Yo-Yo Ma
(1955- )
 

In 1955, Ma was borne in Paris. Initially, as a child, Ma studied bothe the violin and viola. At the age of five, however, he debuted on the cello. He played a small, scaled-down instrument. Three years later, Ma moved, along withe his family, to the United States of America. At the age of nine, Ma enrolled at the famous Juilliard School of Music, New York. He was instructed by the American master cellist, Leonard Rose. Ma gave his first New York City public performance at the age of fifteen. When Leonard Bernstein, a famous American composer, presented Ma in a television program arranged to raise funds for the Lincoln Center for the Performing Arts, he gained national recognition, henceforward. In 1972, Ma attended Harvard University. During the next four years, while studying at Harvard, he passed his summers in Vermont participating in the Marlboro Music Festival.

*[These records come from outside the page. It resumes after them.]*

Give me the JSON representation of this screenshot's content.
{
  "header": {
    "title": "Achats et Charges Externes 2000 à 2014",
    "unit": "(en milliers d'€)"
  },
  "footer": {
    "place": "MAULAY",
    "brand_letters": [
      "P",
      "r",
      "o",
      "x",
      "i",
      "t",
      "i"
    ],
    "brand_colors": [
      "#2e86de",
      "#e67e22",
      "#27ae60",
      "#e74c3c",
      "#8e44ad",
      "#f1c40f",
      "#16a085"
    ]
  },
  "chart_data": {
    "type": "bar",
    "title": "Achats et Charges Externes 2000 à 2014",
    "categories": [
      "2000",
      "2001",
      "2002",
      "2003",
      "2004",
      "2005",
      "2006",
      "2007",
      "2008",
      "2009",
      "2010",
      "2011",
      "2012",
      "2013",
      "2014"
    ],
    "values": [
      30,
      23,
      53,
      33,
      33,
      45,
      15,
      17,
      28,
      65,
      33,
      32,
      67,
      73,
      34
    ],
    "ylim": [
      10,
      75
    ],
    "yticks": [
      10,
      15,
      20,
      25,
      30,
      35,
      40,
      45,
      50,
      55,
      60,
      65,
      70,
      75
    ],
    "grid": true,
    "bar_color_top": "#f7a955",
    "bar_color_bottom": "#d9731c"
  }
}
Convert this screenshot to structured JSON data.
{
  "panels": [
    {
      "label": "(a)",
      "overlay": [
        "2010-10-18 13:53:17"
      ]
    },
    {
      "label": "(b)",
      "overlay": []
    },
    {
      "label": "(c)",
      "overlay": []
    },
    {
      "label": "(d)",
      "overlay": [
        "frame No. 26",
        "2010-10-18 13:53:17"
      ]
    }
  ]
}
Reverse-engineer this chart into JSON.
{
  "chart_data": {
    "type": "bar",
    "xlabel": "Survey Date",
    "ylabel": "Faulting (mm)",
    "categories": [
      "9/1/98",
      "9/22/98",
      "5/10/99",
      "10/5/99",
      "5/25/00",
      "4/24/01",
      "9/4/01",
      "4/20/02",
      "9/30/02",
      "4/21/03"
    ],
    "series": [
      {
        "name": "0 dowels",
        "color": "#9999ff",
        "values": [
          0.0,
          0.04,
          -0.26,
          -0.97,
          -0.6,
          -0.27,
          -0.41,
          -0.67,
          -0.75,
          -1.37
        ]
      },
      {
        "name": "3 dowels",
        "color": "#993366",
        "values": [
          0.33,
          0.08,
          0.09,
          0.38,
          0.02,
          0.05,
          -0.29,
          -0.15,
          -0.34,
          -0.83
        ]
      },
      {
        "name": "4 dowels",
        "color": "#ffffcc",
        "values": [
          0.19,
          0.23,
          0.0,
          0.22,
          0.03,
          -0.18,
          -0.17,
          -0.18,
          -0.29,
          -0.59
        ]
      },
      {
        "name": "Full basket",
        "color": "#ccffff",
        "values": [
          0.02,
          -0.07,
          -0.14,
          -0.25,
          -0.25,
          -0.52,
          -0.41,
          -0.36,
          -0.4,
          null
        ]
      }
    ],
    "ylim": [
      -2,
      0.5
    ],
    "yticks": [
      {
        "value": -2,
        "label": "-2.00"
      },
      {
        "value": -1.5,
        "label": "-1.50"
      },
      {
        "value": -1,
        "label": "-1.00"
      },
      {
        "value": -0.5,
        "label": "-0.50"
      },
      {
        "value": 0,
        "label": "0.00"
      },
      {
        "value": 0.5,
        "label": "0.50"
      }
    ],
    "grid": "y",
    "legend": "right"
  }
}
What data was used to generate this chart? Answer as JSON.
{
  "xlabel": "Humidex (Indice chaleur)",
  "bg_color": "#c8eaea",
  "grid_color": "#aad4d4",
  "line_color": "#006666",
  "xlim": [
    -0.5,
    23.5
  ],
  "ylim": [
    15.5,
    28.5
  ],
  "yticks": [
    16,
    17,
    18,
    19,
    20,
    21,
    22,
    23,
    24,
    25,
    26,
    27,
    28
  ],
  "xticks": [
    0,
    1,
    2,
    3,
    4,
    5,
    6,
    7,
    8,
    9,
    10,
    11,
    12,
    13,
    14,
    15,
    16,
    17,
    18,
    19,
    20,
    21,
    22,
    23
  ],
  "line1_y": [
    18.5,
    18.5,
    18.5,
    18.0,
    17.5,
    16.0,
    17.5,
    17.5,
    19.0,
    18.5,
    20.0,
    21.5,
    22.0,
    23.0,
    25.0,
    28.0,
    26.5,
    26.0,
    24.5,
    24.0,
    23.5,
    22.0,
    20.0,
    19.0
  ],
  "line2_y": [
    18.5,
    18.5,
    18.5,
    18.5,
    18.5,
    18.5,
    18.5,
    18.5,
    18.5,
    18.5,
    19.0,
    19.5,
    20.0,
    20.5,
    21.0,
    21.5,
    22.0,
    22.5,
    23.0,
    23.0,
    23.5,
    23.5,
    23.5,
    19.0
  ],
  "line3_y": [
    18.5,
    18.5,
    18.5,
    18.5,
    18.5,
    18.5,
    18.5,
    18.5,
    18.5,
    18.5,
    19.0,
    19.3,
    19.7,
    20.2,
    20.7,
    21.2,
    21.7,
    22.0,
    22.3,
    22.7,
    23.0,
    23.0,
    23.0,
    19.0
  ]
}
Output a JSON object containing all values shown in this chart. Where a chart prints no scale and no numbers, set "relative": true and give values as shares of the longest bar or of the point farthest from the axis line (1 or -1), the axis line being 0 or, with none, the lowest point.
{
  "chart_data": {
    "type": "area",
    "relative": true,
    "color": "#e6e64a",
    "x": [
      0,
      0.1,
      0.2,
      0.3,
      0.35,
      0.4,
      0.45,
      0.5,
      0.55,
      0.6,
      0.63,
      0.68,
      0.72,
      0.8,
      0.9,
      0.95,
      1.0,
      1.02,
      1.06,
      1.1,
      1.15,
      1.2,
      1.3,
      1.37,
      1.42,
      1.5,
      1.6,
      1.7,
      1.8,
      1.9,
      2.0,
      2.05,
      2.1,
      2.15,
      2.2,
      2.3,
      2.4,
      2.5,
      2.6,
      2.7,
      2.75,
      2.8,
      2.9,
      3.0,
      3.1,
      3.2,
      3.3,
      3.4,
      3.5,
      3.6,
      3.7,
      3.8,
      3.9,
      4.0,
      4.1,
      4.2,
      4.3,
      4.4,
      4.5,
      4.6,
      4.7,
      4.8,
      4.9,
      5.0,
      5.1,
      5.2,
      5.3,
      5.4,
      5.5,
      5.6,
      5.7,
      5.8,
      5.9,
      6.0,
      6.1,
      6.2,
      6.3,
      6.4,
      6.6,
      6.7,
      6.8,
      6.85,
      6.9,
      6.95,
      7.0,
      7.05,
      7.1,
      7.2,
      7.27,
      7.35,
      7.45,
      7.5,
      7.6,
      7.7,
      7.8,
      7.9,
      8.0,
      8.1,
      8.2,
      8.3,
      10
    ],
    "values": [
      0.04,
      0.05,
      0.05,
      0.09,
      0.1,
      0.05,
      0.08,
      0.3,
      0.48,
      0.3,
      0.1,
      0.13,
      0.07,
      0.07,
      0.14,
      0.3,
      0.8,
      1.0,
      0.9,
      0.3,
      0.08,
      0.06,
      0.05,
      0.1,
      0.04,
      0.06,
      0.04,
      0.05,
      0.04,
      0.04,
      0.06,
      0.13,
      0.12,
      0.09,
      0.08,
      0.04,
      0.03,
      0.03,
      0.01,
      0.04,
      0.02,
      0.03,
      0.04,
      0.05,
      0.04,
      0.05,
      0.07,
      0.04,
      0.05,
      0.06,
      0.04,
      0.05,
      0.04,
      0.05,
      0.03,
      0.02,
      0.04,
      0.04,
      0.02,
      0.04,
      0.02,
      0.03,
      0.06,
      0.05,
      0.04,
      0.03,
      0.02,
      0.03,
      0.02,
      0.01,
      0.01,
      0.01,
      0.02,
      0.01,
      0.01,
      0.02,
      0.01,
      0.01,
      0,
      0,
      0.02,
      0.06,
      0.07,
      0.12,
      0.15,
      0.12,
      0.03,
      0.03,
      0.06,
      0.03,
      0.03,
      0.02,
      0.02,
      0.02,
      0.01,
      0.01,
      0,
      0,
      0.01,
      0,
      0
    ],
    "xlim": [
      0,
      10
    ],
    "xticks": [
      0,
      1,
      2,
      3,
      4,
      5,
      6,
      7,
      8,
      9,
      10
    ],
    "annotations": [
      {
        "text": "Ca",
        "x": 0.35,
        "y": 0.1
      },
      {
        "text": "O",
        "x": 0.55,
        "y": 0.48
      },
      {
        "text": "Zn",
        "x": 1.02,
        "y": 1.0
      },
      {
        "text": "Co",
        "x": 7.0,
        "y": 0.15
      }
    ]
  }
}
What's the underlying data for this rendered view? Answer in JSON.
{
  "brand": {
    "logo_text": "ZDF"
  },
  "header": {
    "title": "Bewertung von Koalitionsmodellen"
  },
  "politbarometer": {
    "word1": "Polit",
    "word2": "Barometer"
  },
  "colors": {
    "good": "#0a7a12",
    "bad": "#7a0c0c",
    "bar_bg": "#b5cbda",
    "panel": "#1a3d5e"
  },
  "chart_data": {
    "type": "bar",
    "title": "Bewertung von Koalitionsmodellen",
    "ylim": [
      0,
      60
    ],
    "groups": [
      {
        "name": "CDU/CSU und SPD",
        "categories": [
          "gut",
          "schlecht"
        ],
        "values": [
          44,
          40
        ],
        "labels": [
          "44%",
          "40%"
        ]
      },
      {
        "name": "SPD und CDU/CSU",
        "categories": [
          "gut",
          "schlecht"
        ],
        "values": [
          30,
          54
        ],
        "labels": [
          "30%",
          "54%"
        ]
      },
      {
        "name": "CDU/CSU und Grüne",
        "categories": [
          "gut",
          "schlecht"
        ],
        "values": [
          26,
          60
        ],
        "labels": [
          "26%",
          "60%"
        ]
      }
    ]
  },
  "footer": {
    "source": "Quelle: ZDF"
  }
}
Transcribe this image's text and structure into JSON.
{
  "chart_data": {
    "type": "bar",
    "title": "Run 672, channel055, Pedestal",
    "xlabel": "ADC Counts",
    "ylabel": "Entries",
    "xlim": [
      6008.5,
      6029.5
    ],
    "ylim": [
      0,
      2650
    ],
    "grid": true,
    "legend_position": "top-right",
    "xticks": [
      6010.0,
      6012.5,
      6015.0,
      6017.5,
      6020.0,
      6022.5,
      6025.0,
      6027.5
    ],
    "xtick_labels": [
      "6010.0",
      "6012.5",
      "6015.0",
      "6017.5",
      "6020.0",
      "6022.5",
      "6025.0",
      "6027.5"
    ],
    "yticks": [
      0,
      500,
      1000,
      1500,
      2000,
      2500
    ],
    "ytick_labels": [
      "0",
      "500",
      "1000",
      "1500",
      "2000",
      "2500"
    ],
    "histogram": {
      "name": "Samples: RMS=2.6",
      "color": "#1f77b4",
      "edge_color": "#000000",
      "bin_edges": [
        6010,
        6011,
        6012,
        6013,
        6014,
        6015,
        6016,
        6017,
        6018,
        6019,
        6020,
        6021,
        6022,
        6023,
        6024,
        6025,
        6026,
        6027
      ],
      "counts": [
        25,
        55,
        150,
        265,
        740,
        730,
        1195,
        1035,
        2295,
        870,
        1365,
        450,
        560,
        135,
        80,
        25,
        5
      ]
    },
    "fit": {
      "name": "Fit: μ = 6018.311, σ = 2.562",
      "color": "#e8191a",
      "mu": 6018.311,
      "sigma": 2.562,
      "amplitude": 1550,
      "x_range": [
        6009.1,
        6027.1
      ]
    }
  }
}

Ma gained international recognition when he won the Avery Fisher Prize in 1978.

Ma's recitals are marked by a fiery virtuosity as well as sensitivity. He performed as a concerto soloist bothe in recording studios and in the concert halls of most major orchestras. His interests, however, fall in chamber music. He has collaborated withe such colleagues as American borne violinist, Sir Yehudi Menuhin, American violinist, Pinchas Zukerman, and American pianist, Emanuel Ax. He is recognised for his interpretations of the sonatas of German composer, Ludwig van Beethoven, as well as the compositions of the German composer, Johann Sebastian Bach. His interpretations of the music of Russian composer, Dmitry Shostakovich, and of Hungarian composer, Béla Bartók, are also noteworthy. Ma, to this day, remains alive and well.